Unter den Inschriften auf den Gedenktafeln befindet sich auch eine Abwandlung des SS-Wahlspruchs "SS-Mann, deine Ehre heißt Treue", nämlich: "Des Soldaten Ehre ist seine Treue" mit der Unterschrift "Im ehrenden Gedenken an alle gefallenen u. vermissten Kameraden unserer Truppe. Gewidmet in Dankbarkeit der Garnisonsstadt Klagenfurt". Obwohl diese Ehrentafel, deren Text 1984 zur 25-Jahr-Feier festgelegt wurde, selbst keinerlei Hinweis auf die Stifter trägt, ist ihre Anbringung mit großer Wahrscheinlichkeit der Kameradschaft IV (K IV)(8) zuzuordnen. Sowohl diese Tafel als auch eine Mehrzahl der Tafeln von ehemaligen "Freiwilligen-Verbänden" aus verschiedenen Ländern Europas enthalten einen Hinweis auf "ihre ehemalige Garnisonsstadt". Der Zusammenhang zwischen den "Freiwilligen" und der Garnisonsstadt Klagenfurt/Celovec ergibt sich aus der Ausbildung der Waffen-SS in einer SS-Junkerschule, die sich in der Lendorf/Dhovše-Kaserne bei Klagenfurt/Celovec befand.

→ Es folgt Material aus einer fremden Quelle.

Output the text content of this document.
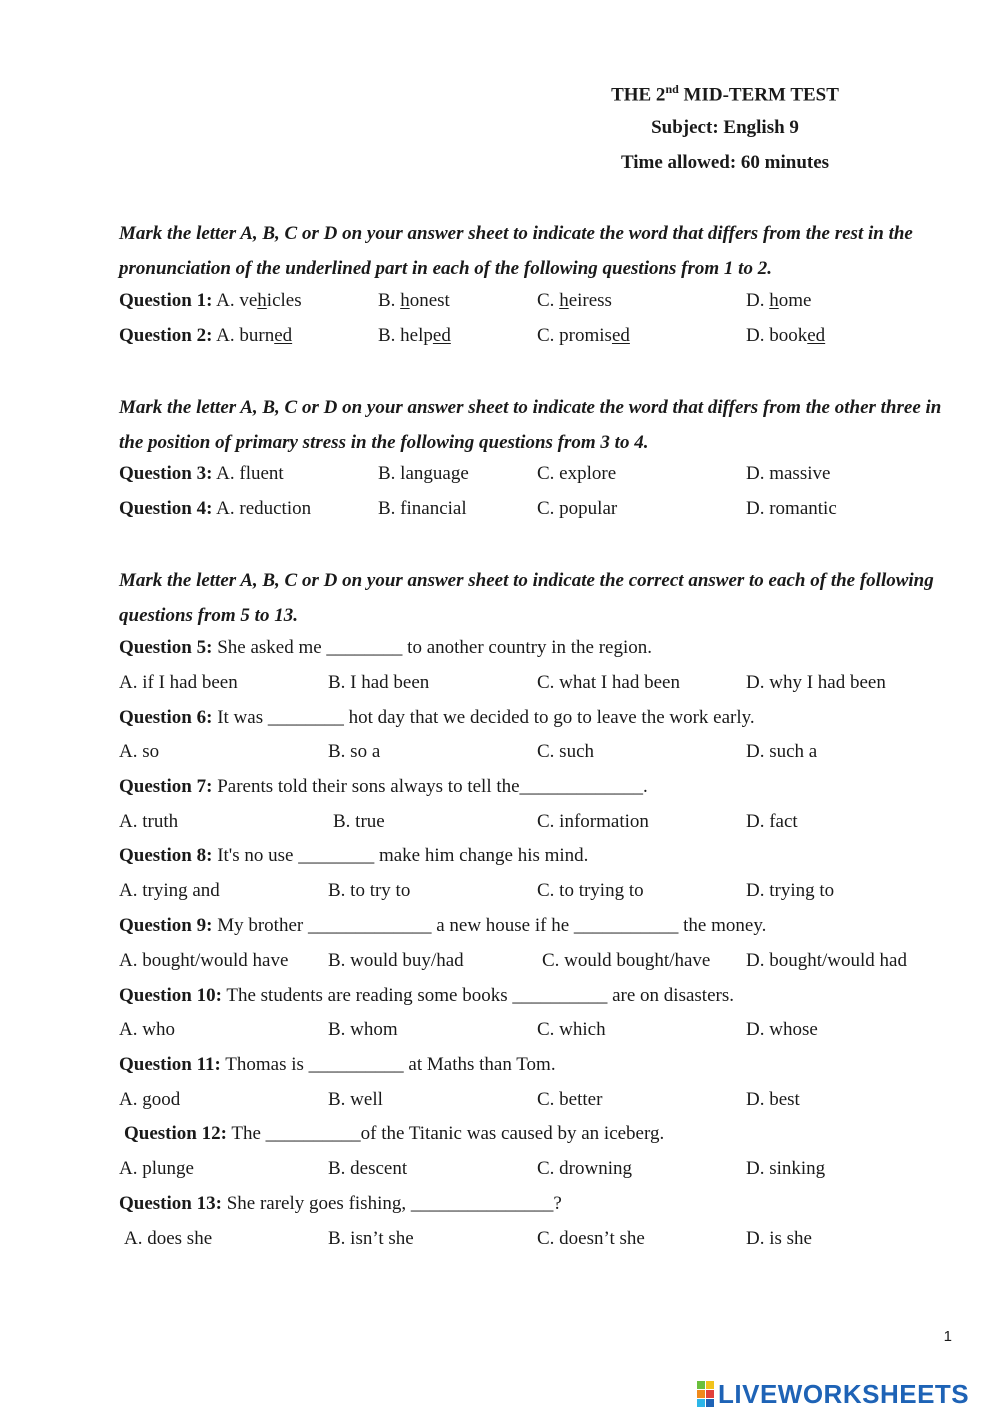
THE 2nd MID-TERM TEST
Subject: English 9
Time allowed: 60 minutes
Mark the letter A, B, C or D on your answer sheet to indicate the word that differs from the rest in the pronunciation of the underlined part in each of the following questions from 1 to 2.
Question 1: A. vehicles	B. honest	C. heiress	D. home
Question 2: A. burned	B. helped	C. promised	D. booked
Mark the letter A, B, C or D on your answer sheet to indicate the word that differs from the other three in the position of primary stress in the following questions from 3 to 4.
Question 3: A. fluent	B. language	C. explore	D. massive
Question 4: A. reduction	B. financial	C. popular	D. romantic
Mark the letter A, B, C or D on your answer sheet to indicate the correct answer to each of the following questions from 5 to 13.
Question 5: She asked me ________ to another country in the region.
A. if I had been	B. I had been	C. what I had been	D. why I had been
Question 6: It was ________ hot day that we decided to go to leave the work early.
A. so	B. so a	C. such	D. such a
Question 7: Parents told their sons always to tell the_____________.
A. truth	B. true	C. information	D. fact
Question 8: It's no use ________ make him change his mind.
A. trying and	B. to try to	C. to trying to	D. trying to
Question 9: My brother _____________ a new house if he ___________ the money.
A. bought/would have B. would buy/had	C. would bought/have D. bought/would had
Question 10: The students are reading some books __________ are on disasters.
A. who	B. whom	C. which	D. whose
Question 11: Thomas is __________ at Maths than Tom.
A. good	B. well	C. better	D. best
Question 12: The __________of the Titanic was caused by an iceberg.
A. plunge	B. descent	C. drowning	D. sinking
Question 13: She rarely goes fishing, _______________?
A. does she	B. isn’t she	C. doesn’t she	D. is she
1
LIVEWORKSHEETS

kIV - garnisonsstadt Auch den Ritterkreuzträgern – das Ritterkreuz des Eisernen Kreuzes war die höchste Auszeichnung für Wehrmachts- und (Waffen-)SS-Angehörige, die für "besondere Tapferkeit vor dem Feind" und "hervorragende Truppenführung" von Adolf Hitler persönlich verliehen und von zahlreichen Kriegsverbrechern getragen wurde – ist eine Gedenktafel gewidmet. Diese trägt die Inschrift: "1938-1945 Unseren gefallenen Kameraden zur Ehre – Die Ritterkreuzträger". Interessanterweise befinden sich unweit der Tafel der Ritterkreuzträger drei Tafeln des Österreichischen Bundesheeres. Insgesamt erhielten 320 Österreicher das Ritterkreuz, von denen rund 40 in der Zweiten Republik in das neu gegründete Österreichische Bundesheer aufgenommen wurden (vgl. Berger 2003). Die deutsche Ordensgemeinschaft der Ritterkreuzträger e.V. bildet einen internationalen Dachverband für Ritterkreuzträger aus ganz Europa. Über den Verein, der Anfang der 1990er Jahre immerhin noch rund 1.000 Mitglieder zählte, werden Treffen organisiert und eine kriegsverherrlichende und die "Umerziehung des deutschen Volkes" beklagende Mitgliederzeitung mit dem Namen Das Ritterkreuz herausgegeben.(9) Besonderes Anliegen des Vereines ist die Traditionspflege der Soldatentugenden – Pflichtbewusstsein, Opferbereitschaft, Kameradschaft –, die er auch in Bundeswehr und Bundesheer verbreitet.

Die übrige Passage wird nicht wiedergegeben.